Overview:
J Hesketh (Engineering) Limited was incorporated on 7 April 1988 and operated for many years as an established engineering and construction business, working mainly on utility‑related projects from its base in Wigan.
Over time, day‑to‑day trading became more difficult for the company due to bad debts, cashflow pressure and changes to the scope of work on projects. These issues were not always identified or addressed early, which meant financial problems gradually became more difficult to manage.
In an effort to improve its position, the company entered into a Company Voluntary Arrangement (CVA) in early 2023. While the CVA was intended to give the business time to stabilise, trading pressures continued and the arrangement was repeatedly breached. This indicated that the underlying issues had not been resolved.
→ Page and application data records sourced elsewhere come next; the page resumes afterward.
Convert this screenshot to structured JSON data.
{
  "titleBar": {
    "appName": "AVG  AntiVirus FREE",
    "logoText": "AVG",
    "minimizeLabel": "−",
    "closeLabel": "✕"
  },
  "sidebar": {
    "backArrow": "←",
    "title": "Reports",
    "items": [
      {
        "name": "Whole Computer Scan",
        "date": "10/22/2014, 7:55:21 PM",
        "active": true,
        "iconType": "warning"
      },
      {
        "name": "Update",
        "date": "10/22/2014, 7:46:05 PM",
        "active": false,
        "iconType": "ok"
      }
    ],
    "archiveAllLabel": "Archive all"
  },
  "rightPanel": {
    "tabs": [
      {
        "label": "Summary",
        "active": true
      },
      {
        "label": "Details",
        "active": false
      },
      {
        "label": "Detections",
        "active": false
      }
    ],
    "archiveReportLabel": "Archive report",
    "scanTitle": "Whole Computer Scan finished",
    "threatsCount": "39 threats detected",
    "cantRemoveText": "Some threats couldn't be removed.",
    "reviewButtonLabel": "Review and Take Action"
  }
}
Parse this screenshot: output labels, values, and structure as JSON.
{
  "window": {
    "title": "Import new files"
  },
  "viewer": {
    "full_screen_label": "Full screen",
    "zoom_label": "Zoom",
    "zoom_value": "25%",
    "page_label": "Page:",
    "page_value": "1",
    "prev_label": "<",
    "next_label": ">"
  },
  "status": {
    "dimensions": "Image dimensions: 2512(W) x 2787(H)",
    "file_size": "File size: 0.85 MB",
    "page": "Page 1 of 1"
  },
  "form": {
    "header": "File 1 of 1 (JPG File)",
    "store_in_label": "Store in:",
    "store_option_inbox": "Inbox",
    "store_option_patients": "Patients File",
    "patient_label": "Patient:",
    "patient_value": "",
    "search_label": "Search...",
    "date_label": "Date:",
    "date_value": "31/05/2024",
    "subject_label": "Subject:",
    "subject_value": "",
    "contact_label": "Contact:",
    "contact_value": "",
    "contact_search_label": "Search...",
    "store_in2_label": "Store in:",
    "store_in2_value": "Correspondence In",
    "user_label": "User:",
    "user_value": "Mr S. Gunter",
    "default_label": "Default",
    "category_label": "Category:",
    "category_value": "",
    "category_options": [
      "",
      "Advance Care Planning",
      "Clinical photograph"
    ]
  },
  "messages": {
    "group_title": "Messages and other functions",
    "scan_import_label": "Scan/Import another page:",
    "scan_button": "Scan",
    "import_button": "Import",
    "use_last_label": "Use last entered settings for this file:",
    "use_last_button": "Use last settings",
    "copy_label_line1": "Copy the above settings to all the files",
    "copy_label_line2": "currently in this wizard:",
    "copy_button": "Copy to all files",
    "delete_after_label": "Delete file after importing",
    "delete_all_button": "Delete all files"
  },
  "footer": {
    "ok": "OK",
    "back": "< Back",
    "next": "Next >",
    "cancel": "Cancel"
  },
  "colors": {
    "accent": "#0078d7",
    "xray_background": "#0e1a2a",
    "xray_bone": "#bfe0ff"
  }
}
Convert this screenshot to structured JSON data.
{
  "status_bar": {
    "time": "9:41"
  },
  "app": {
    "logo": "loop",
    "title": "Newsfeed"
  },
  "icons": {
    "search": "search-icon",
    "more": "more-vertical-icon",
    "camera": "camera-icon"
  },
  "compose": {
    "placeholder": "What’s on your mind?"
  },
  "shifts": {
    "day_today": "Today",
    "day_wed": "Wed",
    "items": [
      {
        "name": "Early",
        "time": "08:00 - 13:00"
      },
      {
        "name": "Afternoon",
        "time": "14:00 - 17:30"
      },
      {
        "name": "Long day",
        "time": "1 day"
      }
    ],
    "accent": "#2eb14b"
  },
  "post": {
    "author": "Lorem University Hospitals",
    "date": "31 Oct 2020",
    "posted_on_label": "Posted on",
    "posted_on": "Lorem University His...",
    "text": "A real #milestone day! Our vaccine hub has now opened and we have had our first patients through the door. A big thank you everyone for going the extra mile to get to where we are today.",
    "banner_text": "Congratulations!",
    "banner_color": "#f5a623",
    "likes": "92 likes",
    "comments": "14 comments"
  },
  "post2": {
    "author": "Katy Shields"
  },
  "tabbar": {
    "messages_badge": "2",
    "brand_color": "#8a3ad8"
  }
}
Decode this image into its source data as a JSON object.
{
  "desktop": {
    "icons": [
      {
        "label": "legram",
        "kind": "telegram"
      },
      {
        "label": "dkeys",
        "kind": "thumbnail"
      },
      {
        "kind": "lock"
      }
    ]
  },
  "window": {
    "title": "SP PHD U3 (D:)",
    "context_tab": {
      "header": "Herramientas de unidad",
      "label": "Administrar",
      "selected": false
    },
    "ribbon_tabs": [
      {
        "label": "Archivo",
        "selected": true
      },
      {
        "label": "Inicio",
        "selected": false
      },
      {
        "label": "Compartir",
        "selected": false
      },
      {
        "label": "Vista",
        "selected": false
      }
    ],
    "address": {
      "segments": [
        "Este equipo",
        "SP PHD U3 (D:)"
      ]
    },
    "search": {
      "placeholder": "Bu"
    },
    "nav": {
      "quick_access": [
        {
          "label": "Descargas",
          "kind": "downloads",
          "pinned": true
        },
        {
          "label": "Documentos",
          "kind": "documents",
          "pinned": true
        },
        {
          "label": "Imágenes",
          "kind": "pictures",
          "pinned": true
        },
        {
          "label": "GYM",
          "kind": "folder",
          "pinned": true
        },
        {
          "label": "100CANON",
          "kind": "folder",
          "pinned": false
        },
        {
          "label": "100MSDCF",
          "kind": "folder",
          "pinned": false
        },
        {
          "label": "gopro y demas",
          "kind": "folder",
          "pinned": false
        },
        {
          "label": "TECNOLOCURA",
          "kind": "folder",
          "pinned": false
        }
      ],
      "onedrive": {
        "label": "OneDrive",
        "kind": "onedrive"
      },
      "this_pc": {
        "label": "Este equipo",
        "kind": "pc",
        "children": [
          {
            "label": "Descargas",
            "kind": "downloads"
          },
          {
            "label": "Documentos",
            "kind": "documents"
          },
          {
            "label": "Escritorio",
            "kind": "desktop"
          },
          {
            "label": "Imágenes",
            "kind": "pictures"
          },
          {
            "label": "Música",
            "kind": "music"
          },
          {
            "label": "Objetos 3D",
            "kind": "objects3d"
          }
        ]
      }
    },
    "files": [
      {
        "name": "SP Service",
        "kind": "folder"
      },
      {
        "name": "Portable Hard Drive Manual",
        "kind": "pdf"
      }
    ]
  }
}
Professional advice was therefore sought, which led to the appointment of David Kemp and Richard Hunt from Exigen Group to place the Company into Administration and take control of the situation. A pre-pack sale of the business and assets took place, maximising the position and preserving jobs.

CVA Background
The CVA was intended to give the company time to stabilise while continuing to trade.
However, the business continued to experience cashflow pressure, which led to missed contributions under the arrangement and continuing tax liabilities. Over time, it became clear that the company was not able to keep up with the terms of the CVA.
As the position worsened, further action was needed to protect creditors and preserve the business.
Financial Challenges
The Company’s financial difficulties developed gradually and reflected pressures commonly seen in the engineering and construction sector. Margins were tight, costs remained high, and cashflow was affected by delayed payments and slow‑recovering debts.
There were also issues with financial visibility and control, which made it harder to spot and deal with problems early.

Exigen’s Appointment and Outcome
Exigen Group became involved via introduction from its sister company, Touch Financial, as a result of issues linked to their invoice finance arrangements.
Administration was selected as the most appropriate option, as it allowed the position to be brought under control quickly and a structured outcome to be implemented.
A pre-pack sale of the business and its assets was completed to an associated entity. This allowed the underlying trade to continue, while separating it from the Company’s historic liabilities.
Key Outcomes Include:
- A sale of the business and assets was achieved through Administration.
- Employees transferred to the new entity, ensuring continuity of employment.
- The business has continued to trade under new ownership.
- The outcome for creditors will depend on the realisations achieved through the process.
Administrator Comment
David Kemp of Exigen Group said:
“A CVA can be a useful tool, but it relies on the business being able to meet its commitments and maintain a healthy cashflow. It also depends on having clear financial visibility and control.
When businesses aren’t closely tracking performance or responding to changes early enough, it becomes much harder to recover the position. In this case, Administration allowed us to bring matters under control and ensure the business itself could continue.”